LBL: Em seu livro Império, mito e miopia: Moçambique como invenção literária (2015), você aponta que para se definir a literatura da colônia, deve-se levar em conta o processo histórico (a colonização) e um sistema (o colonialismo), “ambos no centro de uma contestação nem sempre inequívoca” (p. 22). Como você define o impacto desses pilares na formação de um sistema literário moçambicano e suas especificidades?

F.N: É preciso assumir que a literatura moçambicana, enquanto sistema literário moderno, com menos de 100 anos de existência, institui-se sobretudo como um fenómeno de escrita, mesmo tendo em conta o seu inquestionável substrato assente na oralidade. Como sabemos, ainda hoje, os povos africanos são dominantemente ágrafos. Por exemplo, mais de 40% da população moçambicana é ainda analfabeta. E o analfabetismo não se verifica unicamente em relação à língua portuguesa, língua do colonizador, mas também nas cerca de vinte línguas originalmente africanas e de raiz bantu. O colonialismo, como sabemos, é responsável pela introdução, forçada é verdade, da modernidade, em África e noutros cantos do mundo, através da escolarização, das tecnologias, da ciência, da cultura, das artes, dos valores éticos e religiosos que se tornarão dominantes. A literatura ocidental, no geral, e a literatura colonial, em particular, com África e os Africanos como motivo e tema literários, sempre por debaixo de um viés eurocêntrico, tiveram um papel importante não só a nível dos pilares (estéticos, temáticos, ideológicos) que irão sedimentar a mentalidade das elites emergentes, mas também das suas produções e opções estéticas e artísticas. Por um lado, em relação à literatura colonial, trata-se sobretudo de, partindo da mesma realidade, inverter a perspectiva, colocando o protagonismo nos africanos e reapropriando-se da voz que lhes tinha sido usurpada. Por outro, o sistema literário moçambicano, à imagem de outros sistemas africanos, vai inspirar-se nos movimentos e correntes estéticos em voga no Ocidente, nos séculos XIX e XX, como o romantismo, realismo, modernismo, futurismo, surrealismo, neo-realismo.
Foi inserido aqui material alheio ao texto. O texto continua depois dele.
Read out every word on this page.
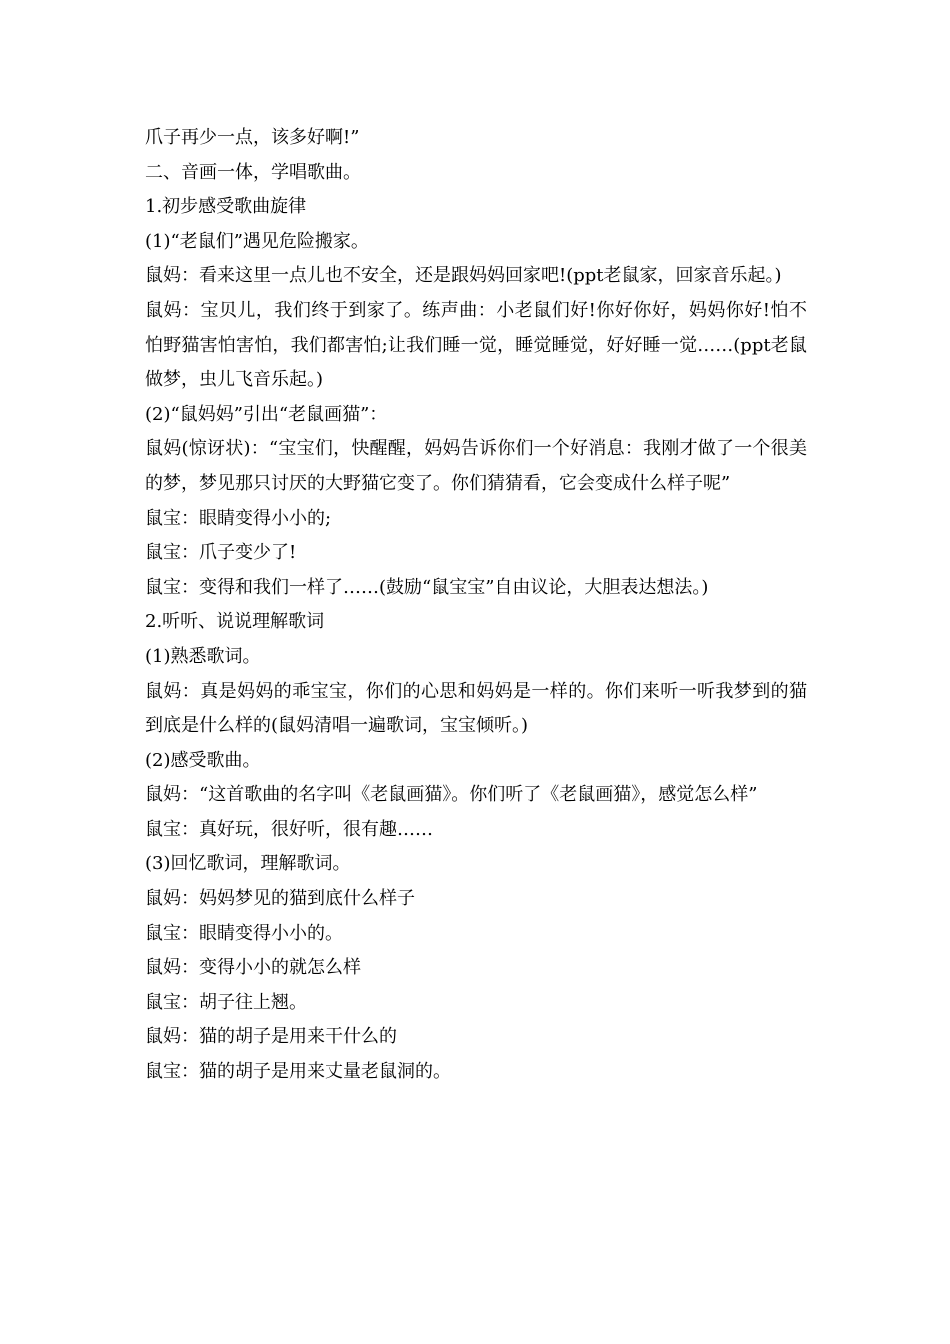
爪子再少一点，该多好啊!”

二、音画一体，学唱歌曲。

1.初步感受歌曲旋律

(1)“老鼠们”遇见危险搬家。

鼠妈：看来这里一点儿也不安全，还是跟妈妈回家吧!(ppt老鼠家，回家音乐起。)

鼠妈：宝贝儿，我们终于到家了。练声曲：小老鼠们好!你好你好，妈妈你好!怕不怕野猫害怕害怕，我们都害怕;让我们睡一觉，睡觉睡觉，好好睡一觉……(ppt老鼠做梦，虫儿飞音乐起。)

(2)“鼠妈妈”引出“老鼠画猫”：

鼠妈(惊讶状)：“宝宝们，快醒醒，妈妈告诉你们一个好消息：我刚才做了一个很美的梦，梦见那只讨厌的大野猫它变了。你们猜猜看，它会变成什么样子呢”

鼠宝：眼睛变得小小的;

鼠宝：爪子变少了!

鼠宝：变得和我们一样了……(鼓励“鼠宝宝”自由议论，大胆表达想法。)

2.听听、说说理解歌词

(1)熟悉歌词。

鼠妈：真是妈妈的乖宝宝，你们的心思和妈妈是一样的。你们来听一听我梦到的猫到底是什么样的(鼠妈清唱一遍歌词，宝宝倾听。)

(2)感受歌曲。

鼠妈：“这首歌曲的名字叫《老鼠画猫》。你们听了《老鼠画猫》，感觉怎么样”

鼠宝：真好玩，很好听，很有趣……

(3)回忆歌词，理解歌词。

鼠妈：妈妈梦见的猫到底什么样子

鼠宝：眼睛变得小小的。

鼠妈：变得小小的就怎么样

鼠宝：胡子往上翘。

鼠妈：猫的胡子是用来干什么的

鼠宝：猫的胡子是用来丈量老鼠洞的。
O espírito de ruptura, a cultura do novo, a necessidade de afirmação e a afirmação das subjectividades individuais e colectivas que as matiza terão uma profunda recepção na literatura que se começa a fazer em África, muito antes das independências políticas.

LBL: Como sabemos, sob a forma escrita, a produção literária de Moçambique se sedimentou, a partir da década de 1940, por meio de periódicos organizados e publicados por poetas, escritores e intelectuais. Em sua opinião, quais são os marcos mais representativos da literatura moçambicana veiculada em periódicos no período pré-independência?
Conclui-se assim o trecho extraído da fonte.